I'm bored and thinking of taking on a project. Outer ex-urbs, but an area I know well.
2 buildable lots with a shell on one. It's roughed-in as far as electric and plumbing. I'm throwing in an offer subject to feasibilty (cost of finishing the structure - a few studs and a second floor is all that is there).
OT-
Husband in London restaurant and Chef Ramsey just walked past his table. I want a Picture! He refuses to approach him.
cheryl
a leveraged 4% isnt bad depending what interest rates and cash flow is.
where do i see rents going. honestly i think rents will continue stagnating or slide a few percent a year. due to the oversupply of condos MFDU rents will continue sliding.
i see people renting condos in falls church close to the metro that were supposed to be flips.
cheap money is keeping these affordable but i still see lots of vacancy and CRE will slide.
some of that CRE may become housing or light industrial.
i don't see inflation, what i see is a decadal long slump.
This listing popped up in my search results this weekend and in my opinion the seller is his own special kind of stupid. Apparently their remodeled kitchen is the reason they think someone should pay them 80k over the price they paid at the peak of the largest housing bubble in US history - so they put two pictures where you can partially see some of sides of the kitchen in their listing.

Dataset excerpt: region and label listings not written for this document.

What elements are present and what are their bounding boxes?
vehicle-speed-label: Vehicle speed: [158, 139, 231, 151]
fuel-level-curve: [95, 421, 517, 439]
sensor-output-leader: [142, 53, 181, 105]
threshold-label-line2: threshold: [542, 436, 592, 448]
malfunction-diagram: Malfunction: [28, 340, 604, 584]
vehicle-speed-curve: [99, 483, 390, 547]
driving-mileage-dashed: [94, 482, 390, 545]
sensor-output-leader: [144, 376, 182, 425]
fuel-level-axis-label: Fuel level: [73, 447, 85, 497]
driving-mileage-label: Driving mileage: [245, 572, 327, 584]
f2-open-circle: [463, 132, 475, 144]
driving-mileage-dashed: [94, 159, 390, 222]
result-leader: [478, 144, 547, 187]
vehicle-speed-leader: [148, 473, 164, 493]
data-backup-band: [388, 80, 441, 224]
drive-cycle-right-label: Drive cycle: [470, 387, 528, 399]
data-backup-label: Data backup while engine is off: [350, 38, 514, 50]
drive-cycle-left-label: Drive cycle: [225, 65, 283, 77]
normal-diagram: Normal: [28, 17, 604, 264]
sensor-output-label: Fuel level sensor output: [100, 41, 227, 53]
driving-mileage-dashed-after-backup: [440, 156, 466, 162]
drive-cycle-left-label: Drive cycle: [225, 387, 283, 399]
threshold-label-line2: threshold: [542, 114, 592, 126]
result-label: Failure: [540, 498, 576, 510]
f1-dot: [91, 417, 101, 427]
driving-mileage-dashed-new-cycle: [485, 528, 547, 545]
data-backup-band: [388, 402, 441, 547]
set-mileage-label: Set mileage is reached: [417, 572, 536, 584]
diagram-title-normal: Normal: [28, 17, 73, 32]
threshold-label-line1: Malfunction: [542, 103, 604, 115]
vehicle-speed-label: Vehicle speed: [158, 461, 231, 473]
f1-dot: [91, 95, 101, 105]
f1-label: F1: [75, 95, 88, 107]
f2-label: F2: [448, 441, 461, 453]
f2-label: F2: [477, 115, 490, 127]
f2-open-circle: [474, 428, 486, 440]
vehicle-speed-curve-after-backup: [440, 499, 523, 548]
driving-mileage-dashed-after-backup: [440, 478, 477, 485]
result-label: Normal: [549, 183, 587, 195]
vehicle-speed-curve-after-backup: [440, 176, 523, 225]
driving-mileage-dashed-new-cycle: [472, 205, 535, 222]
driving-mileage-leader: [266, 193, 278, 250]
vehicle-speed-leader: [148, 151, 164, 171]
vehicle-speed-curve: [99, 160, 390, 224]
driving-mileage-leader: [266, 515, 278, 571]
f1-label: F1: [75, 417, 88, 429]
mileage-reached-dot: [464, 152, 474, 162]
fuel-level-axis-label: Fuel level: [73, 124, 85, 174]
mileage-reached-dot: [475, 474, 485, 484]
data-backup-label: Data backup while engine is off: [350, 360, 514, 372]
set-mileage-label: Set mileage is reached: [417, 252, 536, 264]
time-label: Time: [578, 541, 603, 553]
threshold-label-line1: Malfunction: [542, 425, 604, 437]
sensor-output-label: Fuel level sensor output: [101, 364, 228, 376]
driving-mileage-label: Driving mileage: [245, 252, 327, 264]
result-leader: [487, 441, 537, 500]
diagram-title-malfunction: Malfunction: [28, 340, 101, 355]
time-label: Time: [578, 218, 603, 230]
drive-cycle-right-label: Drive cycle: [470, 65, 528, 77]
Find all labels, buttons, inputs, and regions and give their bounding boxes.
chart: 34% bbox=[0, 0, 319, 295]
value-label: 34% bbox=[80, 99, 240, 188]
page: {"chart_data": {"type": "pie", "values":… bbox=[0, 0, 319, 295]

We drove by the house today and it did not look nice from the outside. The paint is literally peeling off the garage and it is the first house on an awkward pipe stem. We will not be attending Sunday's open house.
Jeremy,
Everything else looks nice enough - roof, etc. I am surprised they didn't want to showcase the new kitchen in the picture - weird.
You would think an easy and doable coat of paint would go a long way . . .
I think there's a good chance it will fetch $750K, though, as long as there aren't serious mechanical issues.
Here's the most recent sold neighbor's house.
Other solds for Oakton Vale.
Yes, Jeremy. Keep us posted. Looks like a fair price to me.
http://mysite.verizon.net/vzeqrguz/housingbubble/
the worst of the bubble is over
despite massive government intervention
the issue is if we get a long dragged out trek or a drop and recover.
the good thing is the good inventory should start coming out.
is there any way to get stats on vacant husing units?
"pat said...
Anon
I believe most prices will revert to the 2002 price and the long term appreciation rate of 4%."
I uesd to believe that too. I believed that in 2003, 2004, 2005, 2006, 2007... 7 years later in life, and missing out in $350,000 in appreciation, I quit believing.
anon
i've been paying 1000/month in rent vs 3000/month in condo payments, i have no idea what appreciation i may have missed, i know i've saved close to 175K, so i'm happy.
i know i'd have slit my wrists chasing a 3K mortgage on a condo, vs my rent here.